Instructor: Liz Breazeale
Muller is one of the most vocal characters in Erich Maria Remarque's famed novel ''All Quiet on the Western Front''. In this lesson, learn about Muller as a character and his importance in the novel.

Who Is Muller?

Muller is a character in Erich Maria Remarque's 1928 novel All Quiet on the Western Front. The novel itself follows a young German soldier, Paul Baumer, as he serves on the Western Front in World War I. It proved to be very controversial and was even burned in the 1930s by the Nazi Party as Hitler came to power. Because of the realistic, grim portrayal of war and the overall anti-war tone the book takes, it's still considered one of the foremost war novels ever written.
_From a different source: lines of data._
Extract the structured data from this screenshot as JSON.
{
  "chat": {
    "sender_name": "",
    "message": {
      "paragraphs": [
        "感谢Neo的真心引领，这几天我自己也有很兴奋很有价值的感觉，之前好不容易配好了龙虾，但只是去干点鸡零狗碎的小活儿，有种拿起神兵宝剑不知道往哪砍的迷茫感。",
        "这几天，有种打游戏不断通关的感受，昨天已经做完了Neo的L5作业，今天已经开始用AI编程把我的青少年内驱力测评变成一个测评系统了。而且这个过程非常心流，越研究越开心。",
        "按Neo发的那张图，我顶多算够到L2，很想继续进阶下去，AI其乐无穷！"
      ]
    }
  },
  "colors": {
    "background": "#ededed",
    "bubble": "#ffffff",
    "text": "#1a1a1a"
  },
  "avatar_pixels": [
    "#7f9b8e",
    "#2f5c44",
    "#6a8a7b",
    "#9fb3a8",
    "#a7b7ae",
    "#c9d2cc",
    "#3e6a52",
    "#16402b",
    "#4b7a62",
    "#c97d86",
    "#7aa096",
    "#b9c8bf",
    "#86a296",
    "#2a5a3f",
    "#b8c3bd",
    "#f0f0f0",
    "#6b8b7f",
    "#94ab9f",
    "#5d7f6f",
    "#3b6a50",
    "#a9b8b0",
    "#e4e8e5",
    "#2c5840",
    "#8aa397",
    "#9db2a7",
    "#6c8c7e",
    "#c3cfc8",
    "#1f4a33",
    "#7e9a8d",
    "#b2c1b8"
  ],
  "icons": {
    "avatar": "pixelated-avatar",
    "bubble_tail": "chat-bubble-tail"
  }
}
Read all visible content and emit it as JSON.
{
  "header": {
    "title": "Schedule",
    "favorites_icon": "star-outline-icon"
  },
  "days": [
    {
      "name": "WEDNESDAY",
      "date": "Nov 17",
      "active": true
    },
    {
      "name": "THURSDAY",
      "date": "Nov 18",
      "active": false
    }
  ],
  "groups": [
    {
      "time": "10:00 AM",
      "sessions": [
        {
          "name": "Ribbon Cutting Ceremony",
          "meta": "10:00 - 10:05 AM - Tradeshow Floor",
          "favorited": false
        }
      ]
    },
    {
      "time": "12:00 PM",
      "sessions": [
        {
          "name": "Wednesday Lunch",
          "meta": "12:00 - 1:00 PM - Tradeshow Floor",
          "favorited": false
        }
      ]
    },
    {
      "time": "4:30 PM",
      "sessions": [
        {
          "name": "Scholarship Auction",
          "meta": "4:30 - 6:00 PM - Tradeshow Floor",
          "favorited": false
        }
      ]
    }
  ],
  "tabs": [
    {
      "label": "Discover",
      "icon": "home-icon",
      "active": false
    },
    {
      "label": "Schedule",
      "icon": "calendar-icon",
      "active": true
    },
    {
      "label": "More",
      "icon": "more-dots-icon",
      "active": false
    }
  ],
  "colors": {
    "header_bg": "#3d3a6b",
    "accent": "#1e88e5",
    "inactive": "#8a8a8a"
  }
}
Muller is a member of Paul Baumer's unit at the front. He's very young, maybe 18 or 19, and went to school with Paul. Muller is very pragmatic, even from his first appearance in the novel, and often looks to the future, asking his comrades what they plan to do after the war. He's a very straightforward kind of guy, and he's always looking out for himself, something one must do in a war situation.
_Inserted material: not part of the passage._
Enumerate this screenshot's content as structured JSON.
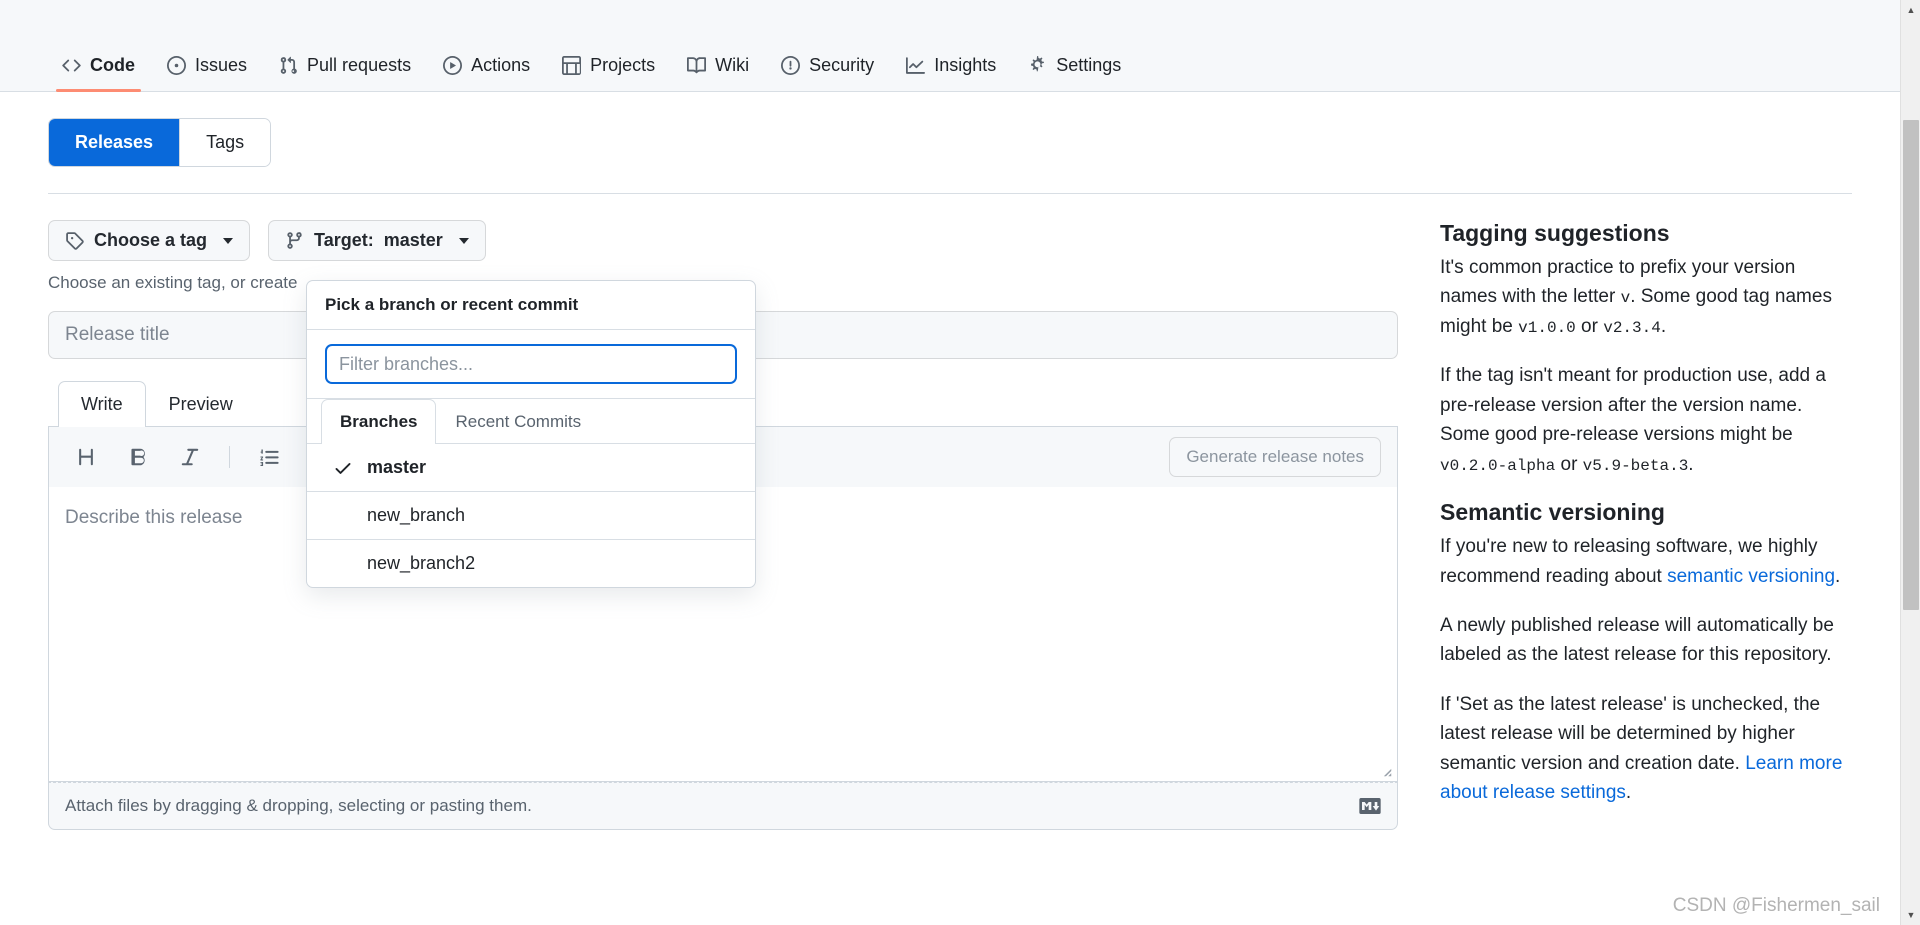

The novel portrays the grim realities of trench warfare in World War I

Muller as a Realist

From the first moment Muller appears in the novel, it's clear that he's the type of guy who is focused on his own survival. Considering the realities of trench warfare in World War I, you really can't blame the guy. Trench warfare was a brutal thing, and many men died from diseases like typhus due to the unsanitary conditions, as well as bombardments and shelling. Muller is introduced as a friend of the narrator, Paul, and the boys know each other well.
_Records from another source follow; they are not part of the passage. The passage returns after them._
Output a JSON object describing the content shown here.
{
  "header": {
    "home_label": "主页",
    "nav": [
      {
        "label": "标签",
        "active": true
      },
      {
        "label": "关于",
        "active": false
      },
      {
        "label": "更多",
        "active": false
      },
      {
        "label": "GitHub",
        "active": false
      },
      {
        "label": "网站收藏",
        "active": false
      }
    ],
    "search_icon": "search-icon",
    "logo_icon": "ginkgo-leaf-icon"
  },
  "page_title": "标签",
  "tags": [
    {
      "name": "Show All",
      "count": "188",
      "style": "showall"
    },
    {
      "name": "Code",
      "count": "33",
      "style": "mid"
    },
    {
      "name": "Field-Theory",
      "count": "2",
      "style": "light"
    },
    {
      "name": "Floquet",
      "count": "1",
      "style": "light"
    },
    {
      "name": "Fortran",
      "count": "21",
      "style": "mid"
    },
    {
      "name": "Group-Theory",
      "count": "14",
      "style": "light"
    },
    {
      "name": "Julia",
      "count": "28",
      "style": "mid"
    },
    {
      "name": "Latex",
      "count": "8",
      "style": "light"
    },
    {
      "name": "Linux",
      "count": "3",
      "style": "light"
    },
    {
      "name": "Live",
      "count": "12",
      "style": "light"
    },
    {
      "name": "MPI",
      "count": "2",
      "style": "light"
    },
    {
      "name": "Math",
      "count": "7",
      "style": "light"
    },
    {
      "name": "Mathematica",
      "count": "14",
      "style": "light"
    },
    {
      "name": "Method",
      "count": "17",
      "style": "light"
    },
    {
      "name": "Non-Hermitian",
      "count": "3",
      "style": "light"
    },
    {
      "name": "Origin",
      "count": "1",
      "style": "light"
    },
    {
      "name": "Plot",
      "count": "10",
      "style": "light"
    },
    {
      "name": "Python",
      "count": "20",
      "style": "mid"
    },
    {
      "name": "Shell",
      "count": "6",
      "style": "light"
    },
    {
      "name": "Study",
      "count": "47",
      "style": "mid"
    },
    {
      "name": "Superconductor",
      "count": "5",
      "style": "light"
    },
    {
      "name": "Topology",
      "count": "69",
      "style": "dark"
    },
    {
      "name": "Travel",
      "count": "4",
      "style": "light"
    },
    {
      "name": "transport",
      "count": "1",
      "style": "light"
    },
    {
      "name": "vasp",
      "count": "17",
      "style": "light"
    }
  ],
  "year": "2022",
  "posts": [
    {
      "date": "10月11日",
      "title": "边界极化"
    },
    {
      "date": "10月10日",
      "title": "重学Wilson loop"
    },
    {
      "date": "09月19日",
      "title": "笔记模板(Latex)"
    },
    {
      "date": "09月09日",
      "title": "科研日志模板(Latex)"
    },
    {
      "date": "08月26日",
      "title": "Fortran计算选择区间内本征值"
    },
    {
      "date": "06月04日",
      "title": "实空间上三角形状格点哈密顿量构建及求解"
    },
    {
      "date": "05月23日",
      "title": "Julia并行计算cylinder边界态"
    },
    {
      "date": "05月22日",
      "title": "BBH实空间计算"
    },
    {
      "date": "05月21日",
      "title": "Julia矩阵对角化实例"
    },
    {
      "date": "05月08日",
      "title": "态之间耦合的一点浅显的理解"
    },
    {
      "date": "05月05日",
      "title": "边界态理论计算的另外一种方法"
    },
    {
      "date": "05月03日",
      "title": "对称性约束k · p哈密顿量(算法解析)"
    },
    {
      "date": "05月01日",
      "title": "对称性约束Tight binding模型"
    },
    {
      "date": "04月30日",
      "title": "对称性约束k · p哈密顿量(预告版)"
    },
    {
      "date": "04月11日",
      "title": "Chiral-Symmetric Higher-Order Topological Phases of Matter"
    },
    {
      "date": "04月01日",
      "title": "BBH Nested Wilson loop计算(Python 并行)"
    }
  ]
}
In Chapter 1, Muller goes to the hospital with Paul to visit an injured comrade, who will likely not live much longer. Rather than dwelling on sorrow, Muller asks the young man if he can have his boots. The boots are described as being of very high quality, while Muller's own are torn and worn out. You might be thinking, 'How insensitive to ask your dying friend for his clothes!' Think about it from Muller's perspective: He's in a horrible situation where he could be killed any day. The trenches are unsanitary and usually full of cold mud, blood, etc. If Muller takes the boots, they'll at least offer him some comfort and warmth. To his credit, he does ask, rather than just stealing the boots. Paul, the narrator, mentions that Muller would never dream of taking a living man's boots or belongings.

Muller's Fearful Side

In Chapter 5, Muller also engages the unit in a discussion of their plans for peacetime. He grows increasingly insistent and seems desperate to hear these ideas and dreams. It appears he's trying to hold onto a belief that they'll all make it back home. Directly after this, Muller leads the boys in mocking the things they learned in school, facts and figures that seem completely meaningless to them now. Muller, for all his realistic concerns, shows himself in these moments to be just like the other young men at the Front. He's young, afraid, and very vulnerable.

Sadly, this dream of returning to peacetime never happens for Muller. He is shot by an enemy pistol and suffers horribly for several minutes before dying. In his final moments, he gives his beloved boots, the ones given to him by his dying friend, to Paul.